According to this post OPML files are a handy way to exchange lists…usually I see OPML files as a collection of feeds from an RSS reader, but they are more than this, they can house a list of text/links made in an OPML outliner.
From the post:
“I can pull together a point of view with supporing exhibits, and publish the entire package to the web as a living, constantly updated knowledge environment
…use OPML to make a personalised online work environment for my daily research and writing”
So how do people view these OPML outlines (lists)?
Well they can have a URL and be published on the web and are viewed as a tree, and can be searched in an OPML search engine.
Instead of needing a blog or website for a daily updated presentation of new links to add to to your topic or bibliography list, you can use an outline list, an OPML list is much more suited for its simplicity as a focused topic packet list…you could make heaps of lists that you update and maintain…here is an OPML outline for the U.S. Constitution in OPML…and here is the OPML file.

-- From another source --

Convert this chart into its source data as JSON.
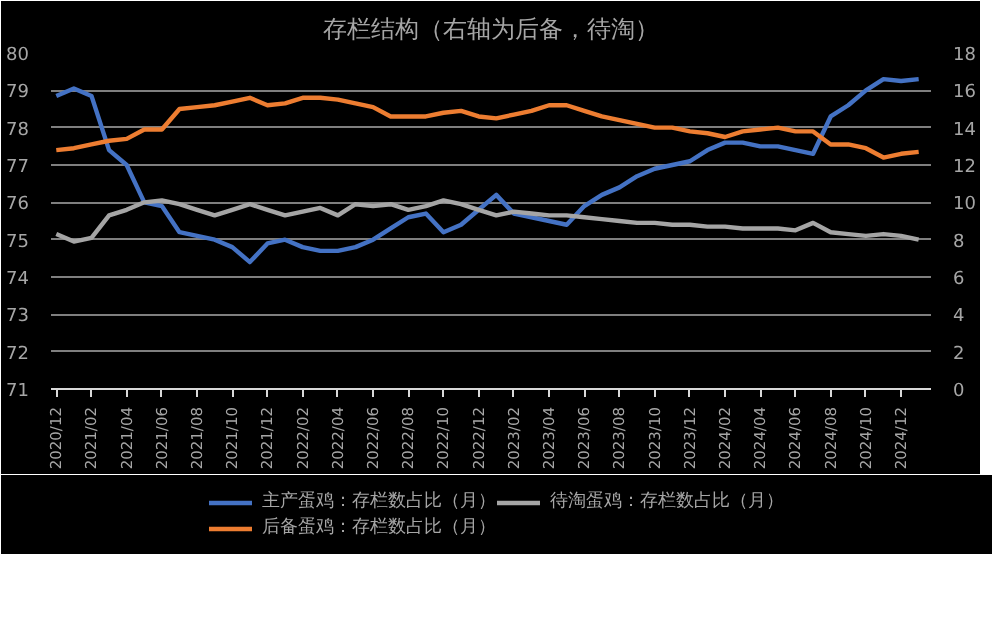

These lists are published online, shareable, intergrated, can be modified, easily updated….and the items in the list aren’t just confined to text, they can point to webpages, and other file formats…all the benefits of the web 2.0 environment without really needing to know HTML.
So a tool like del.icio.us can hold a list of links and organise the links into tags, but they only go to one level, where as an OPML outline is different visually (similar to a directory tree), and can also hold content other than just web links, and it also very simple and versatile…it’s the precise tool needed for the job it needs to do.